MIT researchers develop membrane that can fractionate crude oil without heating – News

MIT

RESEARCHERS at Massachusetts Institute of Technology (MIT) have developed a membrane they believe could replace energy-intensive distillation processes to fractionate crude oil in refineries.

The researchers used interfacial polymerisation – widely employed since the 1970s to make thin films for reverse osmosis desalination – to produce their polyimine membranes, suggesting the method is scalable for refining applications.

Oil refining is the world’s third-largest source of greenhouse gas emissions, accounting for nearly 5% of global emissions. Instead of the conventional energy-intensive distillation columns that separate crude oil according to the different boiling points of gasoline, diesel, kerosene and other components, membranes can filter hydrocarbons based on molecular size. Membrane-based separation could significantly lower the energy requirements of fractionation, which uses around 1% of global energy demand for the heat-driven distillation. 

The research, part-funded by US oil giant ExxonMobil, was published in Science in May. They tested the membranes by filtering a mixture of toluene and triisopropylbenzene (TIPB) hydrocarbons and achieved a concentration of toluene 20 times greater than in the original mixture.

Andrew Livingston, a chemical engineering professor at Queen Mary University of London, who was not involved in the study, said the research was “an important step toward reducing industrial energy consumption”.

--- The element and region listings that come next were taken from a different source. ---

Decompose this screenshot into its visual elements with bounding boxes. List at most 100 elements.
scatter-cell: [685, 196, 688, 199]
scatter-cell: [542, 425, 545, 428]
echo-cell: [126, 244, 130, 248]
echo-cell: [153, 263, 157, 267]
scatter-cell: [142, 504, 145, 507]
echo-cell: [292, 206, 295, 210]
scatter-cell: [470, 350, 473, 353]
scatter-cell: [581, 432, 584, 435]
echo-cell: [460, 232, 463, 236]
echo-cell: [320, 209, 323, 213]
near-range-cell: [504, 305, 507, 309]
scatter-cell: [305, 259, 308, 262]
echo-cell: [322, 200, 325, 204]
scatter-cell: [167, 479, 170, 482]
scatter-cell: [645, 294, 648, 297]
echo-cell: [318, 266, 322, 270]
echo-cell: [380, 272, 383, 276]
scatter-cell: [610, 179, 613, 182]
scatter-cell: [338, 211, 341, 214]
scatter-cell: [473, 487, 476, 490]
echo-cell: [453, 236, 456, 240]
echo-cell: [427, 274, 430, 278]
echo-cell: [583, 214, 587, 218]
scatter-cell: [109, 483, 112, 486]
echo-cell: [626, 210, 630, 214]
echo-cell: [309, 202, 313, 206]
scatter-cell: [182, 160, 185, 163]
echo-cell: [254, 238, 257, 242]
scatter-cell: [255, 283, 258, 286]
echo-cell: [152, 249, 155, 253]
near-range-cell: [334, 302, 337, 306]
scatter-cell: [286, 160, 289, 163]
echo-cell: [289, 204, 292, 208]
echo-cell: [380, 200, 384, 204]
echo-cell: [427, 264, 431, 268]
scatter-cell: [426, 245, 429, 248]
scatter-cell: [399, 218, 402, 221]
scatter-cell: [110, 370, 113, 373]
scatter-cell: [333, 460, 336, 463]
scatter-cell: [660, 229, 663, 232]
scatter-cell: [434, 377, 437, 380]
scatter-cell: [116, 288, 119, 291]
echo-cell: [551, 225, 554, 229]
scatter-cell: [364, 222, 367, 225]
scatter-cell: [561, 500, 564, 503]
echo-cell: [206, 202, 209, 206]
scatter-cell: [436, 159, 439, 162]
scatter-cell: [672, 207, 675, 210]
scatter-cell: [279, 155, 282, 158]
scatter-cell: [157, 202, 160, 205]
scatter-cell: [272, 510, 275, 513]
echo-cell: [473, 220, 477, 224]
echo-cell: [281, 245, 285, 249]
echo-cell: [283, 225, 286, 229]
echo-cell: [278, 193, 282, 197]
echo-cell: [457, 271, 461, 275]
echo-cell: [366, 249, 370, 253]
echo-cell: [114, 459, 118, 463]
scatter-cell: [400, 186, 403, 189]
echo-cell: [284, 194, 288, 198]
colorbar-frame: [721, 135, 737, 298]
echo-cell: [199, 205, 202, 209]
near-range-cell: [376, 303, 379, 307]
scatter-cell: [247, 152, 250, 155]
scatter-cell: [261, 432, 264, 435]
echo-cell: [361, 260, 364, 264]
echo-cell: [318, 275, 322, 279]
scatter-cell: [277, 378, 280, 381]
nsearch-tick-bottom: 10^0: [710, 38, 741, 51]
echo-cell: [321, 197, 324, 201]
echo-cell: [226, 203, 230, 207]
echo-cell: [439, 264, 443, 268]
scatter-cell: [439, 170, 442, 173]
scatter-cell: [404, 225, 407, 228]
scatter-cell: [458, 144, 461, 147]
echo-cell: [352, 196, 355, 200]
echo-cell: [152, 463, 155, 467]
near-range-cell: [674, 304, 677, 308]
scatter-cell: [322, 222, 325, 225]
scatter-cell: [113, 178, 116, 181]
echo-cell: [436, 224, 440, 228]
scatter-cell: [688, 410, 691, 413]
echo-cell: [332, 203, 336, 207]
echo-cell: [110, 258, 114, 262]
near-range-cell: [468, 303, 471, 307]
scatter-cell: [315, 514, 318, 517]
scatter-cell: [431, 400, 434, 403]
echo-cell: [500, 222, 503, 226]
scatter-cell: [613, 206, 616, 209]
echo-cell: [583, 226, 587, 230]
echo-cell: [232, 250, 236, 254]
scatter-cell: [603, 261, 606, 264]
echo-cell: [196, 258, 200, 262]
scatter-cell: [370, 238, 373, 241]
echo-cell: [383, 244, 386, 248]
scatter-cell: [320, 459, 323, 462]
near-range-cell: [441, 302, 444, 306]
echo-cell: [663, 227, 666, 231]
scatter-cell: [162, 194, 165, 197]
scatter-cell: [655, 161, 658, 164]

Zachary Smith, an associate professor of chemical engineering at MIT and a senior author on the study, said they had developed “a whole new way of envisioning a separation process”. He believes a series of their membranes could one day be used to remove the heat-intensive fractionation process in a refinery. “You can imagine that with a membrane like this, you could have an initial stage that replaces a crude oil fractionation column. You could partition heavy and light molecules and then you could use different membranes in a cascade to purify complex mixtures to isolate the chemicals that you need.”

No swell

Membrane-based separation of crude oil is estimated to be capable of reducing the energy requirements of fractionation by 90% compared to heat-driven processes, and the MIT team are not the first to have investigated the technology. However, most previous efforts produced membranes that tended to absorb some hydrocarbons as they passed through, leading to swelling that impairs their separation power.

The MIT team used interfacial polymerisation to create an MPD-TMC membrane, similar to those used in desalination. They then replaced the amide bonds in the MPD-TMC structure with imine bonds, which are more rigid and hydrophobic – making them better suited for filtering hydrocarbon molecules. When tested on a mixture of naphtha, kerosene, and diesel, the membranes did not cause swelling.

The team believes their process can become a commercially viable way of fractionating oil in refineries. Taehoon Lee, who led the study as a postdoctoral researcher at MIT and is now an assistant professor at Sungkyunkwan University in South Korea, said: “The main advantage of interfacial polymerisation is it’s already a well-established method to prepare membranes for water purification,” adding that the “existing scale of manufacturing lines” was already set up to produce MPD-TMC-based membranes.